Processors¶
Processors are a middleware pipeline that alters the records transferred from inlets to outlets. Two most common usages of these would be:
Filtering - removing some or all records before feeding them to outlets.
Transforming - altering the records before feeding them to outlets.
Simple example¶
# Example filtering
def only_large_numbers(records: List[Records]):
result = []
for record in records:
if record.payload >= 100:
result.push(record)
return result
# Example transforming:
def round_to_integers(records: List[Records]):
for record in records:
record.payload = round(record.payload)
return records
# pass to a link
link = Link(..., processors=[only_large_numbers, round_to_integers])
The processor pipeline used in the above example will turn the following list:
[99.999, 200, 333.333]
into:
[200, 333]
Note that 99.999
got filtered out given the order of processors. If we were to swap the processors, the rounding would occur before filtering, allowing all three results through the filter.
Processors explained¶
A processor is a callable
function that accepts a list of records and returns a (potentially altered) list of records.
Processors are called in the order in which they are passed, after all inlets finish producing their data. The result of each processor is given to the next one, until finally the resulting records continue the transfer normally.

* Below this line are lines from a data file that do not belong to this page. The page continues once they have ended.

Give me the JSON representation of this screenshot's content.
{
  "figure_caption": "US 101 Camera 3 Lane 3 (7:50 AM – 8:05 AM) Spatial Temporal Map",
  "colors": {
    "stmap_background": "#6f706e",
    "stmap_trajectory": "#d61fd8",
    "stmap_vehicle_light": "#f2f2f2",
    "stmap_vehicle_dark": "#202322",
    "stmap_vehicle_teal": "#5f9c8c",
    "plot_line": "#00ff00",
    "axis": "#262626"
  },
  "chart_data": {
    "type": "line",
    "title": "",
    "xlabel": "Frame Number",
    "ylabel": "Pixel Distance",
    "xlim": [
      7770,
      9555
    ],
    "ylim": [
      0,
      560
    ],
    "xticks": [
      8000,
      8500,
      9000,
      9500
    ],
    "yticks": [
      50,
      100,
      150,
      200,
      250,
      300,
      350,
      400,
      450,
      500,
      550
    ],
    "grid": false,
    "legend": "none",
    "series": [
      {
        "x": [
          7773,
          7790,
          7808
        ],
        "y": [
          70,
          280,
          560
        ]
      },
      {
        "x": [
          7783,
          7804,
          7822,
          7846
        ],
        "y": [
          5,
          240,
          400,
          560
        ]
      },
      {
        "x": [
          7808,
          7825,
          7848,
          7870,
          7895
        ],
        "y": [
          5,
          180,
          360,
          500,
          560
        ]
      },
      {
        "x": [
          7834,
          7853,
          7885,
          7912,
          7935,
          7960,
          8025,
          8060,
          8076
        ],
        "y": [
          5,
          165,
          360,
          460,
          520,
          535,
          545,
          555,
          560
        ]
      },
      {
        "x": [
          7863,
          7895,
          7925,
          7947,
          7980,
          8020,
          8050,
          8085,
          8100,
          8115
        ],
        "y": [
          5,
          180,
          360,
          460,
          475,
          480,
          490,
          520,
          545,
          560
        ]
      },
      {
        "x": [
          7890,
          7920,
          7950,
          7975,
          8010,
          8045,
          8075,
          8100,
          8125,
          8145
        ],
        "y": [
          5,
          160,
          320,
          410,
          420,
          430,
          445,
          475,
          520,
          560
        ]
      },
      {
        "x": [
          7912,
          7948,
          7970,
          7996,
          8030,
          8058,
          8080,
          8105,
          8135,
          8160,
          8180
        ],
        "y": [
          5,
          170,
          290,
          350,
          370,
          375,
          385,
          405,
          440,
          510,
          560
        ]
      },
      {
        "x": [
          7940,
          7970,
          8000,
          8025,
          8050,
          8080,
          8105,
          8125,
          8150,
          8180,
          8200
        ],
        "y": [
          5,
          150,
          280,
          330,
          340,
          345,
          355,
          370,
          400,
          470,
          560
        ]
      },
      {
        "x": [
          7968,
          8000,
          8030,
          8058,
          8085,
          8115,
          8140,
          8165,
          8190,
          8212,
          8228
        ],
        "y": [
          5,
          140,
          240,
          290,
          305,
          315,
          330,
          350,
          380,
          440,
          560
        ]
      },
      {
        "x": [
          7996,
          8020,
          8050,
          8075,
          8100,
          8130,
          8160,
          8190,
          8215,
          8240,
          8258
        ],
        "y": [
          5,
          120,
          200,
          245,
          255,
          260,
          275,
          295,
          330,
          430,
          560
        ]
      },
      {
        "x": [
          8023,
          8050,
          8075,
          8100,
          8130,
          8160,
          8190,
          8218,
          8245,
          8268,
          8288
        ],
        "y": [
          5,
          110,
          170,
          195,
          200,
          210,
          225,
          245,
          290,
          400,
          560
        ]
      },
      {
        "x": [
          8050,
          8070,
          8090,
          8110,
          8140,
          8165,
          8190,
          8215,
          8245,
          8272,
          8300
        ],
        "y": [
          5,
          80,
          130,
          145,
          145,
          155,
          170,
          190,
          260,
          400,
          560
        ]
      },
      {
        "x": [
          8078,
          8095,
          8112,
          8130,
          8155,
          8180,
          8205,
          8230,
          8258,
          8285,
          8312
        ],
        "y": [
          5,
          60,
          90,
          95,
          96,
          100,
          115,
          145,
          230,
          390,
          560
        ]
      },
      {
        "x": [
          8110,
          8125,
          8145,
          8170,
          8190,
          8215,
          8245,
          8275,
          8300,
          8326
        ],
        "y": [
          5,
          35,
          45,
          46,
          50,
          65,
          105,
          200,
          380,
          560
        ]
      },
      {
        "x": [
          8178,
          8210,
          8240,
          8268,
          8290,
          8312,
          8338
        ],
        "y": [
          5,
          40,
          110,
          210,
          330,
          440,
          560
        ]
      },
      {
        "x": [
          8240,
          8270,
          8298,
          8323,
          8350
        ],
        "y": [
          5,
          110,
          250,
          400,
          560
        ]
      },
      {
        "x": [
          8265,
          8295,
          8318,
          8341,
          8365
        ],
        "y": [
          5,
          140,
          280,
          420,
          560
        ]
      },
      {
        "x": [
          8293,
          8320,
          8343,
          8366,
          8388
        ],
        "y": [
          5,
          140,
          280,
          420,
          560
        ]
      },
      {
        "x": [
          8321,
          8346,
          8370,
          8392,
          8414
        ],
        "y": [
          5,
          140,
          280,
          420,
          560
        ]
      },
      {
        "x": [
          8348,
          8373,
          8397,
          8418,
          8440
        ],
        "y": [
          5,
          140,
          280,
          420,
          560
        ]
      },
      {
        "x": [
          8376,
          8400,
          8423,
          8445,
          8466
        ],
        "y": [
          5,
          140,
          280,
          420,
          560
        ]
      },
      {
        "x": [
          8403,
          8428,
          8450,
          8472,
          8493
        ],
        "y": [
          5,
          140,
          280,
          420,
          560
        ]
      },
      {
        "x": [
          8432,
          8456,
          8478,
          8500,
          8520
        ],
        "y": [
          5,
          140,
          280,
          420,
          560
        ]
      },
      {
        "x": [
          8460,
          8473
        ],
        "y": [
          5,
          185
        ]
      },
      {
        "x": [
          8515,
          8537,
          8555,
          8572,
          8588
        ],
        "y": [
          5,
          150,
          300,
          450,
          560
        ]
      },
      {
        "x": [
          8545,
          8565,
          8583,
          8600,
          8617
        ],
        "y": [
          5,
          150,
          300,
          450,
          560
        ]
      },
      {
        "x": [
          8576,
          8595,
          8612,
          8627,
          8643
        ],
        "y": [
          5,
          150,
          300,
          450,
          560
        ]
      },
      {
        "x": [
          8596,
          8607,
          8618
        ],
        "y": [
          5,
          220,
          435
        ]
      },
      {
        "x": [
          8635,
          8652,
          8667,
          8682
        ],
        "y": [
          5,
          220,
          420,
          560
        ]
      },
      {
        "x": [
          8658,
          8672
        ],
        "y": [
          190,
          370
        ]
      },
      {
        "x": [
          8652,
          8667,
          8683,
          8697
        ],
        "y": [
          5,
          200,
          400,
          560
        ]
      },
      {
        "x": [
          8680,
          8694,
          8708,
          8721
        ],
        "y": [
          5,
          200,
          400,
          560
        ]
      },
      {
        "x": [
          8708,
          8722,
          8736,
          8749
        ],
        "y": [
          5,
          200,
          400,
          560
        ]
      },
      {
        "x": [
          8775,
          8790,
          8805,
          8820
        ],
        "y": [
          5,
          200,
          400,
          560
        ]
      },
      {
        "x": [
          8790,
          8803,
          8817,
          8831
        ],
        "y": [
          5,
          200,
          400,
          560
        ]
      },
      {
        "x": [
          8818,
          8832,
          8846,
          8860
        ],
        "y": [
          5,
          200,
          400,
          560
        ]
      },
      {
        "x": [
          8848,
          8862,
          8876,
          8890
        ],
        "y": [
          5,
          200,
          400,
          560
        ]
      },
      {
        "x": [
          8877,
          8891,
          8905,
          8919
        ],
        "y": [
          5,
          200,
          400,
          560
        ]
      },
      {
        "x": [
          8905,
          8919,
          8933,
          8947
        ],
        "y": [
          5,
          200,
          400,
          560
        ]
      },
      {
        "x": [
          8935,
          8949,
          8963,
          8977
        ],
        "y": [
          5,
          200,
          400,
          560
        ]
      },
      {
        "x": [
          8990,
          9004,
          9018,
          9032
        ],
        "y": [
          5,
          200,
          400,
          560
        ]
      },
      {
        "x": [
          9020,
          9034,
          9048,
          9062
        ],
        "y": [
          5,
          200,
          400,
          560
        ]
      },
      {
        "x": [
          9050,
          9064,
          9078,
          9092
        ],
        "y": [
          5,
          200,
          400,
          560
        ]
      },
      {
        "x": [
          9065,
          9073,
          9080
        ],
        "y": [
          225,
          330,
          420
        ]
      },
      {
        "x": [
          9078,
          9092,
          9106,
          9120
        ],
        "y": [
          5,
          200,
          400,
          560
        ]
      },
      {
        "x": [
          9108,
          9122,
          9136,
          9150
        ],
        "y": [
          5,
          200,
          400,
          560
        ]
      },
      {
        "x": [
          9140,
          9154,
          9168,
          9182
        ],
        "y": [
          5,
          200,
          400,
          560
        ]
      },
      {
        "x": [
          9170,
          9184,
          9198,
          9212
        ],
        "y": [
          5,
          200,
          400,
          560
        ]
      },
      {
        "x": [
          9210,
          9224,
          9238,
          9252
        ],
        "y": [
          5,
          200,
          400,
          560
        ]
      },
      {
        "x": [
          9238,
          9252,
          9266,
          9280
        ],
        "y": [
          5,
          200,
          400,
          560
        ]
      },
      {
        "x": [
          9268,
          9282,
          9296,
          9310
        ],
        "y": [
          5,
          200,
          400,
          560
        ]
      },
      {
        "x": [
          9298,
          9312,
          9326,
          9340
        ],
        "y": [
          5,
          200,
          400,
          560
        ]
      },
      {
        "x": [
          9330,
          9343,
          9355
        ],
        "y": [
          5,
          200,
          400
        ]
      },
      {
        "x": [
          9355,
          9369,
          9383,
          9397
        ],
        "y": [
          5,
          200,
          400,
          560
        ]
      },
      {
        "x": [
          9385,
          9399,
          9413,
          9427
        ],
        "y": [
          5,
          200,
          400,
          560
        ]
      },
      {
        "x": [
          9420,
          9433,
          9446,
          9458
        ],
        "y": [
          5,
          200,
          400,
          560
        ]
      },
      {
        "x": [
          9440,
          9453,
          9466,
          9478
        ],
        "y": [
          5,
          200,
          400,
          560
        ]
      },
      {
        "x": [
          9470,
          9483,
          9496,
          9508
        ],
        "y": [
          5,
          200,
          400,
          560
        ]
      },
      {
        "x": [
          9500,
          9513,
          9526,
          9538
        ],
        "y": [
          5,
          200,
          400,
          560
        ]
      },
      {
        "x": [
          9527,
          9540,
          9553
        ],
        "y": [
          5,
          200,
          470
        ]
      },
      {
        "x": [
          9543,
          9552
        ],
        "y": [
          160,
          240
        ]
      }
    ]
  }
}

Link vs Outlet processors¶
Databay supports two types of processors, depending on the scope at which they operate.
Link processor
- applied to all records transferred by that link.Outlet processor
- applied only to records consumed by the particular outlet.
This distinction can be used to determine at which level a particular processor is to be applied.
Observe in the diagram above that the Outlet A will receive records modified only by the Link Processor. At the same time, the Outlet B will receive records modified first by the Link Processor, then by the Outlet Processor.
For example:
Link processor
- A filtering processor that removes duplicate records produced by an inlet could be applied to all records at link level.
def remove_duplicates(records: List[Record]):
result = []
for record in records:
if record not in result:
result.append(record)
return result
link = Link(..., processors=remove_duplicates)
Outlet processor
- A filtering processor that filters out records already existing in a CSV file could be applied only to the CsvOutlet, preventing duplicate records from being written to a CSV file, yet otherwise allowing all records to be consumed by the other outlets in the link.
def filter_existing(records: List[Record]):
with open(os.fspath('./data/records.csv'), 'r') as f:
reader = csv.DictReader(csv_file)
existing = []
for row in reader:
for key, value in row.items():
existing.append(value)
result = []
for record in records:
if record.payload not in existing:
result.append(record)
return result
csv_outlet = CsvOutlet(..., processors=filter_existing)
link = Link(inlets, csv_outlet, ...)
Link processors are used before Groupers, while Outlet processors are used after.
Best practices¶
Responsibility
Databay doesn’t make any further assumptions about processors - you can implement any type of processors that may suit your needs. This also means Databay will not ensure the records aren’t corrupted by the processors, therefore you need to be conscious of what each processor does to the data.
If you wish to verify the integrity of your records after processing, attach an additional processor at the end of your processor pipeline that will validate the correctness of your processed records before sending it off to the outlets.